- Texte visé : Proposition de loi, rejetée par le Sénat, relative au droit à l'aide à mourir, n° 2401
- Stade de lecture : Deuxième lecture
- Examiné par : Commission des affaires sociales
Après l’alinéa 8, insérer l’alinéa suivant :
« 2° bis Peut également recueillir l’avis de ses proches, à savoir, si la personne est mariée ou pacsée, l’époux ou le partenaire auquel elle est liée et les enfants majeurs ou, si elle n’est ni mariée, ni pacsée, les parents et les frères et les sœurs majeurs, sauf s’ils ne le souhaitent pas ; ».
Le présent amendement renforce les garanties encadrant la procédure d’aide à mourir afin d’assurer le caractère libre, éclairé et personnel de la demande.
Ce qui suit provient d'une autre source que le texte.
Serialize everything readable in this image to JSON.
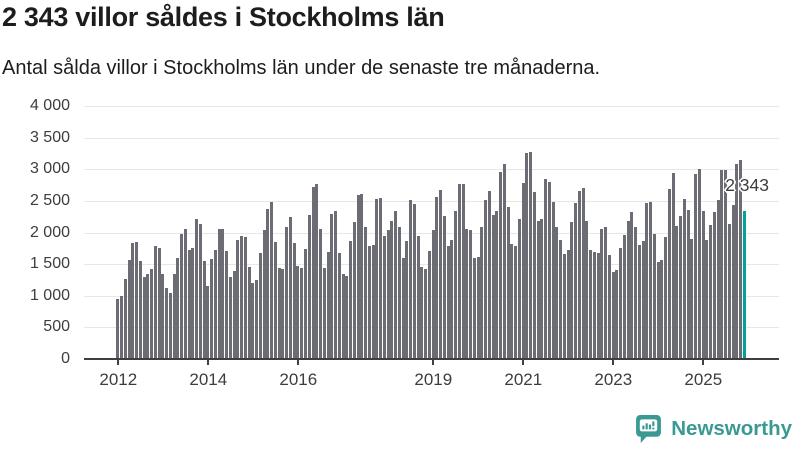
{
  "header": {
    "title": "2 343 villor såldes i Stockholms län",
    "subtitle": "Antal sålda villor i Stockholms län under de senaste tre månaderna."
  },
  "chart_data": {
    "type": "bar",
    "title": "2 343 villor såldes i Stockholms län",
    "subtitle": "Antal sålda villor i Stockholms län under de senaste tre månaderna.",
    "x_start_year": 2012,
    "frequency": "monthly",
    "ylim": [
      0,
      4000
    ],
    "grid": true,
    "y_tick_labels": [
      "4 000",
      "3 500",
      "3 000",
      "2 500",
      "2 000",
      "1 500",
      "1 000",
      "500",
      "0"
    ],
    "x_tick_years": [
      2012,
      2014,
      2016,
      2019,
      2021,
      2023,
      2025
    ],
    "bar_color": "#6c6c75",
    "highlight_color": "#00a29b",
    "values": [
      950,
      990,
      1270,
      1560,
      1830,
      1850,
      1550,
      1300,
      1340,
      1420,
      1790,
      1760,
      1350,
      1130,
      1050,
      1350,
      1590,
      1970,
      2050,
      1720,
      1750,
      2210,
      2140,
      1550,
      1160,
      1580,
      1720,
      2060,
      2060,
      1710,
      1300,
      1390,
      1880,
      1950,
      1935,
      1460,
      1210,
      1250,
      1670,
      2040,
      2380,
      2480,
      1850,
      1440,
      1420,
      2090,
      2250,
      1830,
      1470,
      1440,
      1740,
      2270,
      2720,
      2760,
      2050,
      1440,
      1690,
      2290,
      2340,
      1670,
      1340,
      1320,
      1870,
      2160,
      2590,
      2610,
      2090,
      1780,
      1800,
      2530,
      2540,
      1940,
      2040,
      2190,
      2340,
      2090,
      1600,
      1870,
      2510,
      2450,
      1950,
      1460,
      1430,
      1710,
      2040,
      2560,
      2680,
      2260,
      1790,
      1880,
      2340,
      2760,
      2760,
      2050,
      2040,
      1600,
      1620,
      2080,
      2510,
      2650,
      2270,
      2340,
      2960,
      3080,
      2400,
      1820,
      1780,
      2210,
      2780,
      3260,
      3280,
      2640,
      2180,
      2210,
      2840,
      2800,
      2490,
      2080,
      1890,
      1660,
      1730,
      2160,
      2470,
      2660,
      2700,
      2190,
      1730,
      1690,
      1670,
      2060,
      2080,
      1640,
      1380,
      1410,
      1750,
      1960,
      2190,
      2330,
      2080,
      1800,
      1870,
      2460,
      2490,
      1970,
      1540,
      1560,
      1930,
      2690,
      2940,
      2110,
      2260,
      2530,
      2360,
      1900,
      2920,
      3000,
      2340,
      1890,
      2120,
      2320,
      2510,
      2990,
      2990,
      2130,
      2430,
      3090,
      3140,
      2343
    ],
    "highlight": {
      "index": 167,
      "value": 2343,
      "label": "2 343"
    }
  },
  "footer": {
    "brand": "Newsworthy"
  }
}
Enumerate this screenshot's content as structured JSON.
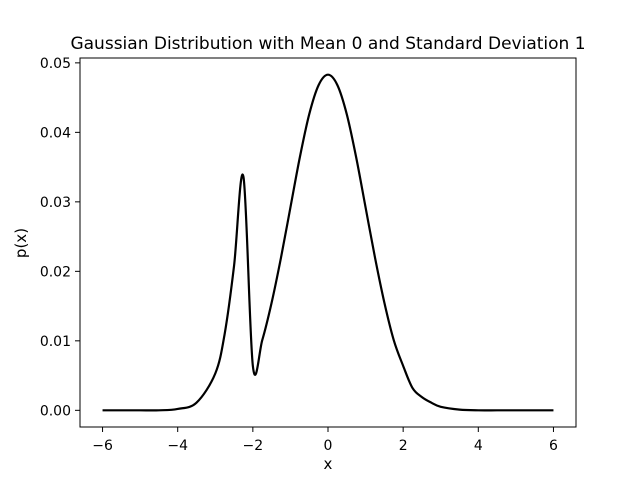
{
  "chart_data": {
    "type": "line",
    "title": "Gaussian Distribution with Mean 0 and Standard Deviation 1",
    "xlabel": "x",
    "ylabel": "p(x)",
    "xlim": [
      -6.6,
      6.6
    ],
    "ylim": [
      -0.0024,
      0.0507
    ],
    "x_ticks": [
      -6,
      -4,
      -2,
      0,
      2,
      4,
      6
    ],
    "x_tick_labels": [
      "−6",
      "−4",
      "−2",
      "0",
      "2",
      "4",
      "6"
    ],
    "y_ticks": [
      0.0,
      0.01,
      0.02,
      0.03,
      0.04,
      0.05
    ],
    "y_tick_labels": [
      "0.00",
      "0.01",
      "0.02",
      "0.03",
      "0.04",
      "0.05"
    ],
    "grid": false,
    "series": [
      {
        "color": "#000000",
        "x": [
          -6.0,
          -5.5,
          -5.0,
          -4.5,
          -4.0,
          -3.5,
          -3.0,
          -2.75,
          -2.5,
          -2.25,
          -2.0,
          -1.75,
          -1.5,
          -1.25,
          -1.0,
          -0.75,
          -0.5,
          -0.25,
          0.0,
          0.25,
          0.5,
          0.75,
          1.0,
          1.25,
          1.5,
          1.75,
          2.0,
          2.25,
          2.5,
          2.75,
          3.0,
          3.5,
          4.0,
          4.5,
          5.0,
          5.5,
          6.0
        ],
        "y": [
          0.0,
          0.0,
          0.0,
          0.0,
          0.0002,
          0.0011,
          0.0053,
          0.011,
          0.0208,
          0.0336,
          0.0064,
          0.0101,
          0.0155,
          0.022,
          0.0292,
          0.0364,
          0.0426,
          0.0468,
          0.0483,
          0.0468,
          0.0426,
          0.0364,
          0.0292,
          0.022,
          0.0155,
          0.0101,
          0.0064,
          0.0032,
          0.0019,
          0.0011,
          0.0005,
          0.0001,
          0.0,
          0.0,
          0.0,
          0.0,
          0.0
        ]
      }
    ]
  }
}
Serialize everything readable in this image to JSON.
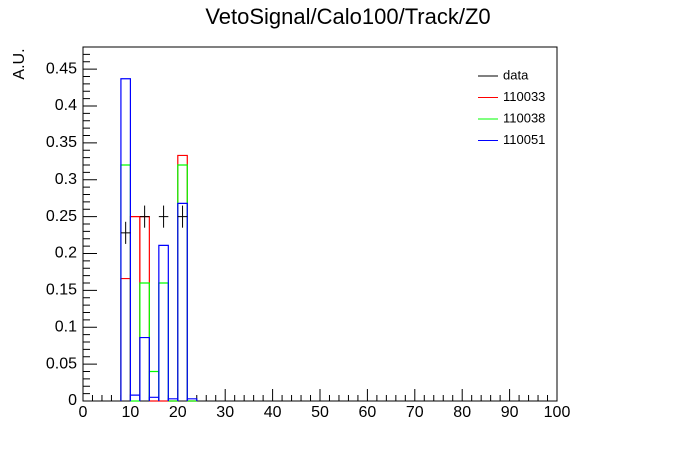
{
  "chart_data": {
    "type": "histogram",
    "title": "VetoSignal/Calo100/Track/Z0",
    "ylabel": "A.U.",
    "bins": [
      8,
      10,
      12,
      14,
      16,
      18,
      20,
      22,
      24
    ],
    "series": [
      {
        "name": "data",
        "color": "#000000",
        "style": "points",
        "values": [
          0.228,
          null,
          0.25,
          null,
          0.25,
          null,
          0.25,
          null
        ],
        "errors": [
          0.015,
          null,
          0.015,
          null,
          0.015,
          null,
          0.015,
          null
        ]
      },
      {
        "name": "110033",
        "color": "#ff0000",
        "style": "step",
        "values": [
          0.166,
          0.25,
          0.25,
          0,
          0,
          0,
          0.333,
          0
        ]
      },
      {
        "name": "110038",
        "color": "#00ff00",
        "style": "step",
        "values": [
          0.32,
          0,
          0.16,
          0.04,
          0.16,
          0,
          0.32,
          0
        ]
      },
      {
        "name": "110051",
        "color": "#0000ff",
        "style": "step",
        "values": [
          0.437,
          0.008,
          0.086,
          0.005,
          0.211,
          0.003,
          0.268,
          0.003
        ]
      }
    ],
    "xlim": [
      0,
      100
    ],
    "xticks": [
      0,
      10,
      20,
      30,
      40,
      50,
      60,
      70,
      80,
      90,
      100
    ],
    "ylim": [
      0,
      0.48
    ],
    "yticks": [
      0,
      0.05,
      0.1,
      0.15,
      0.2,
      0.25,
      0.3,
      0.35,
      0.4,
      0.45
    ]
  }
}
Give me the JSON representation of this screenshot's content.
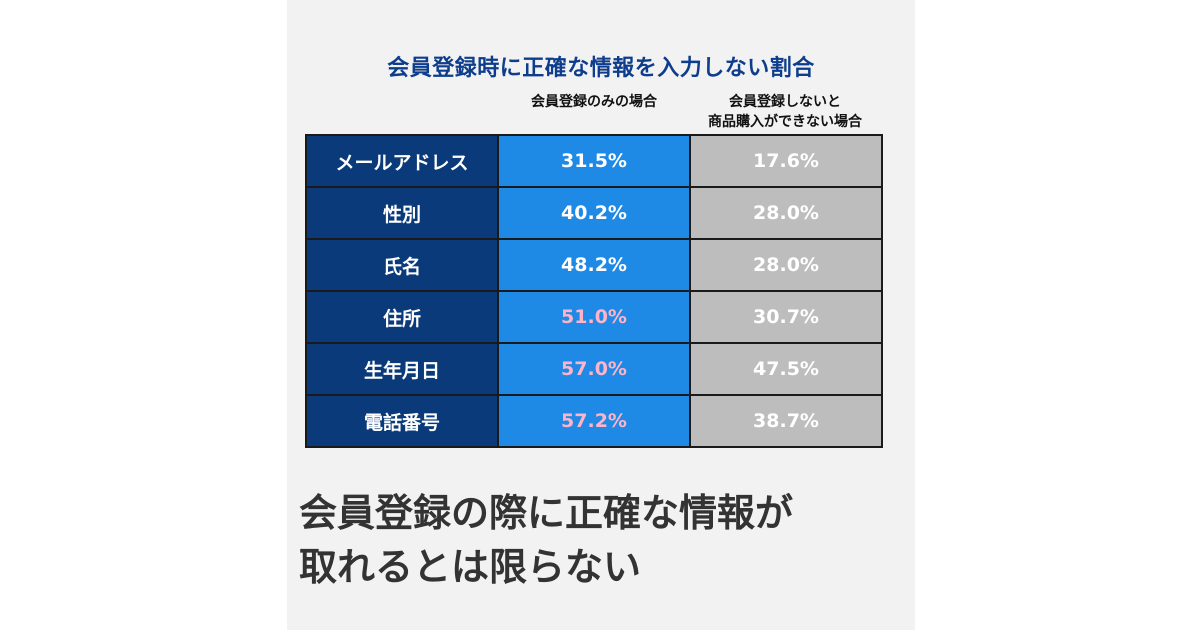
{
  "chart_data": {
    "type": "table",
    "title": "会員登録時に正確な情報を入力しない割合",
    "columns": [
      "会員登録のみの場合",
      "会員登録しないと\n商品購入ができない場合"
    ],
    "rows": [
      {
        "label": "メールアドレス",
        "values": [
          "31.5%",
          "17.6%"
        ],
        "highlight": false
      },
      {
        "label": "性別",
        "values": [
          "40.2%",
          "28.0%"
        ],
        "highlight": false
      },
      {
        "label": "氏名",
        "values": [
          "48.2%",
          "28.0%"
        ],
        "highlight": false
      },
      {
        "label": "住所",
        "values": [
          "51.0%",
          "30.7%"
        ],
        "highlight": true
      },
      {
        "label": "生年月日",
        "values": [
          "57.0%",
          "47.5%"
        ],
        "highlight": true
      },
      {
        "label": "電話番号",
        "values": [
          "57.2%",
          "38.7%"
        ],
        "highlight": true
      }
    ],
    "colors": {
      "title": "#0d3d8c",
      "label_bg": "#0a3a7a",
      "col1_bg": "#1e8ae6",
      "col2_bg": "#bdbdbd",
      "highlight_text": "#ffb3c7"
    }
  },
  "caption": {
    "line1": "会員登録の際に正確な情報が",
    "line2": "取れるとは限らない"
  }
}
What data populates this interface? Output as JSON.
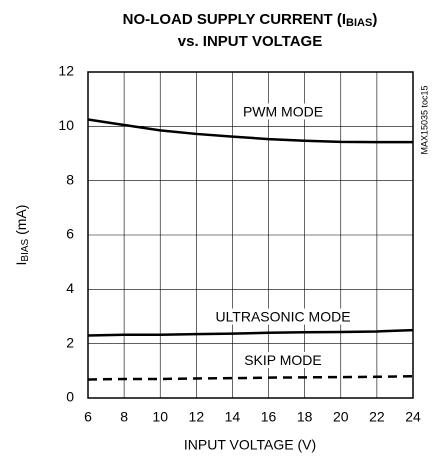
{
  "chart_data": {
    "type": "line",
    "title_parts": [
      "NO-LOAD SUPPLY CURRENT (I",
      "BIAS",
      ")"
    ],
    "subtitle": "vs. INPUT VOLTAGE",
    "xlabel": "INPUT VOLTAGE (V)",
    "ylabel_parts": [
      "I",
      "BIAS",
      " (mA)"
    ],
    "annotation": "MAX15035 toc15",
    "x": [
      6,
      8,
      10,
      12,
      14,
      16,
      18,
      20,
      22,
      24
    ],
    "series": [
      {
        "name": "PWM MODE",
        "color": "#000000",
        "dashed": false,
        "values": [
          10.25,
          10.05,
          9.85,
          9.72,
          9.62,
          9.53,
          9.47,
          9.43,
          9.42,
          9.42
        ]
      },
      {
        "name": "ULTRASONIC MODE",
        "color": "#000000",
        "dashed": false,
        "values": [
          2.3,
          2.33,
          2.33,
          2.35,
          2.37,
          2.4,
          2.42,
          2.43,
          2.45,
          2.5
        ]
      },
      {
        "name": "SKIP MODE",
        "color": "#000000",
        "dashed": true,
        "values": [
          0.68,
          0.7,
          0.7,
          0.72,
          0.73,
          0.75,
          0.76,
          0.77,
          0.78,
          0.8
        ]
      }
    ],
    "xlim": [
      6,
      24
    ],
    "xticks": [
      6,
      8,
      10,
      12,
      14,
      16,
      18,
      20,
      22,
      24
    ],
    "ylim": [
      0,
      12
    ],
    "yticks": [
      0,
      2,
      4,
      6,
      8,
      10,
      12
    ],
    "grid": true
  }
}
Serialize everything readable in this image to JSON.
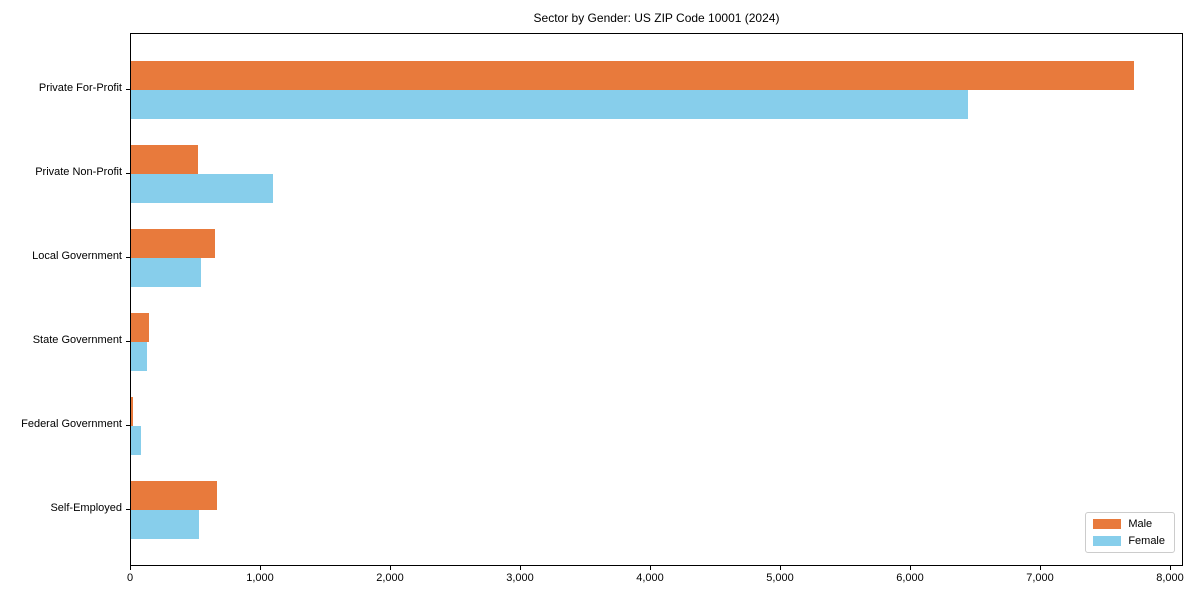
{
  "chart_data": {
    "type": "bar",
    "orientation": "horizontal",
    "title": "Sector by Gender: US ZIP Code 10001 (2024)",
    "categories": [
      "Private For-Profit",
      "Private Non-Profit",
      "Local Government",
      "State Government",
      "Federal Government",
      "Self-Employed"
    ],
    "series": [
      {
        "name": "Male",
        "color": "#e87a3c",
        "values": [
          7715,
          515,
          645,
          135,
          15,
          660
        ]
      },
      {
        "name": "Female",
        "color": "#87ceeb",
        "values": [
          6435,
          1090,
          540,
          120,
          75,
          525
        ]
      }
    ],
    "xlabel": "",
    "ylabel": "",
    "xlim": [
      0,
      8100
    ],
    "xticks": [
      0,
      1000,
      2000,
      3000,
      4000,
      5000,
      6000,
      7000,
      8000
    ],
    "xtick_labels": [
      "0",
      "1,000",
      "2,000",
      "3,000",
      "4,000",
      "5,000",
      "6,000",
      "7,000",
      "8,000"
    ],
    "grid": false,
    "legend_position": "lower right",
    "axis_color": "#000000",
    "background_color": "#ffffff"
  }
}
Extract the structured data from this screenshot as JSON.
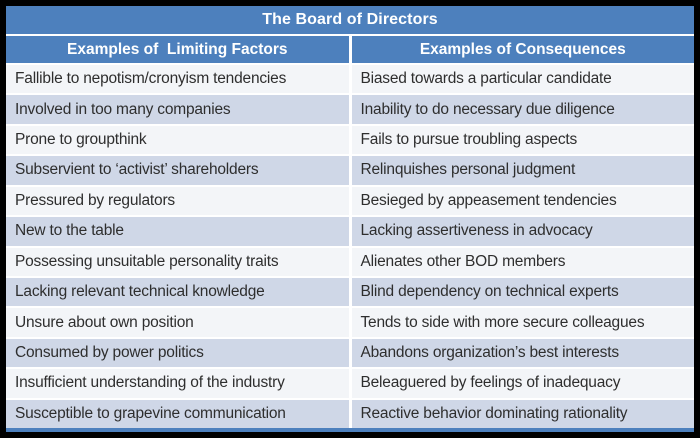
{
  "table": {
    "title": "The Board of Directors",
    "columns": [
      {
        "header": "Examples of  Limiting Factors"
      },
      {
        "header": "Examples of Consequences"
      }
    ],
    "rows": [
      {
        "factor": "Fallible to nepotism/cronyism tendencies",
        "consequence": "Biased towards a particular candidate"
      },
      {
        "factor": "Involved in too many companies",
        "consequence": "Inability to do necessary due diligence"
      },
      {
        "factor": "Prone to groupthink",
        "consequence": "Fails to pursue troubling aspects"
      },
      {
        "factor": "Subservient to ‘activist’ shareholders",
        "consequence": "Relinquishes personal judgment"
      },
      {
        "factor": "Pressured by regulators",
        "consequence": "Besieged by appeasement tendencies"
      },
      {
        "factor": "New to the table",
        "consequence": "Lacking assertiveness in advocacy"
      },
      {
        "factor": "Possessing unsuitable personality traits",
        "consequence": "Alienates other BOD members"
      },
      {
        "factor": "Lacking relevant technical knowledge",
        "consequence": "Blind dependency on technical experts"
      },
      {
        "factor": "Unsure about own position",
        "consequence": "Tends to side with more secure colleagues"
      },
      {
        "factor": "Consumed by power politics",
        "consequence": "Abandons organization’s best interests"
      },
      {
        "factor": "Insufficient understanding  of the industry",
        "consequence": "Beleaguered by feelings of inadequacy"
      },
      {
        "factor": "Susceptible to grapevine communication",
        "consequence": "Reactive behavior dominating rationality"
      }
    ]
  },
  "colors": {
    "header_blue": "#4d80bd",
    "stripe_blue": "#cfd7e7",
    "row_white": "#f3f5f8",
    "border_black": "#000000",
    "header_text": "#ffffff",
    "body_text": "#2e2e2e"
  }
}
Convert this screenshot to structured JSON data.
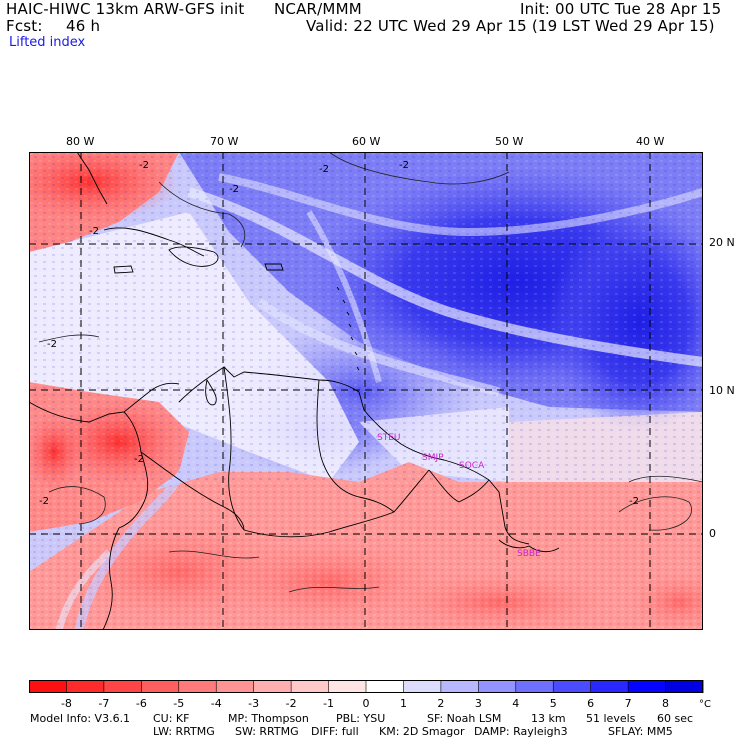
{
  "header": {
    "title": "HAIC-HIWC 13km ARW-GFS init",
    "org": "NCAR/MMM",
    "init": "Init: 00 UTC Tue 28 Apr 15",
    "fcst_label": "Fcst:",
    "fcst_value": "46 h",
    "valid": "Valid: 22 UTC Wed 29 Apr 15 (19 LST Wed 29 Apr 15)",
    "field": "Lifted index"
  },
  "map": {
    "lon_labels": [
      "80 W",
      "70 W",
      "60 W",
      "50 W",
      "40 W"
    ],
    "lat_labels": [
      "20 N",
      "10 N",
      "0"
    ],
    "contour_label": "-2",
    "stations": [
      "STEU",
      "SMJP",
      "SOCA",
      "SBBE"
    ],
    "station_color": "#cc22cc",
    "grid_color": "#000000"
  },
  "colorbar": {
    "ticks": [
      "-8",
      "-7",
      "-6",
      "-5",
      "-4",
      "-3",
      "-2",
      "-1",
      "0",
      "1",
      "2",
      "3",
      "4",
      "5",
      "6",
      "7",
      "8"
    ],
    "unit": "°C",
    "colors": [
      "#ff1010",
      "#ff2a2a",
      "#ff4545",
      "#ff5f5f",
      "#ff7a7a",
      "#ff9494",
      "#ffafaf",
      "#ffc9c9",
      "#ffe4e4",
      "#ffffff",
      "#dcdcff",
      "#b8b8ff",
      "#9494ff",
      "#7070ff",
      "#4c4cff",
      "#2828ff",
      "#0404ff",
      "#0000e0"
    ]
  },
  "footer": {
    "line1": [
      "Model Info: V3.6.1",
      "CU: KF",
      "MP: Thompson",
      "PBL: YSU",
      "SF: Noah LSM",
      "13 km",
      "51 levels",
      "60 sec"
    ],
    "line2": [
      "LW: RRTMG",
      "SW: RRTMG",
      "DIFF: full",
      "KM: 2D Smagor",
      "DAMP: Rayleigh3",
      "SFLAY: MM5"
    ]
  }
}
Il précise les conditions d’appréciation du discernement, prévoit l’intervention obligatoire d’un psychiatre en cas de doute et institue une procédure collégiale pluriprofessionnelle renforcée.
Il améliore la protection des personnes vulnérables, notamment celles faisant l’objet d’une mesure de protection juridique. tout en encadrant strictement les délais et les modalités de décision. Il est explicitement inscrit que les personnes porteuses de déficience intellectuelle ne sont pas éligibles à l’aide à mourir.
Enfin, il sécurise la procédure par un contrôle renforcé, l’exclusion de la téléconsultation et la validation préalable par la commission nationale de contrôle.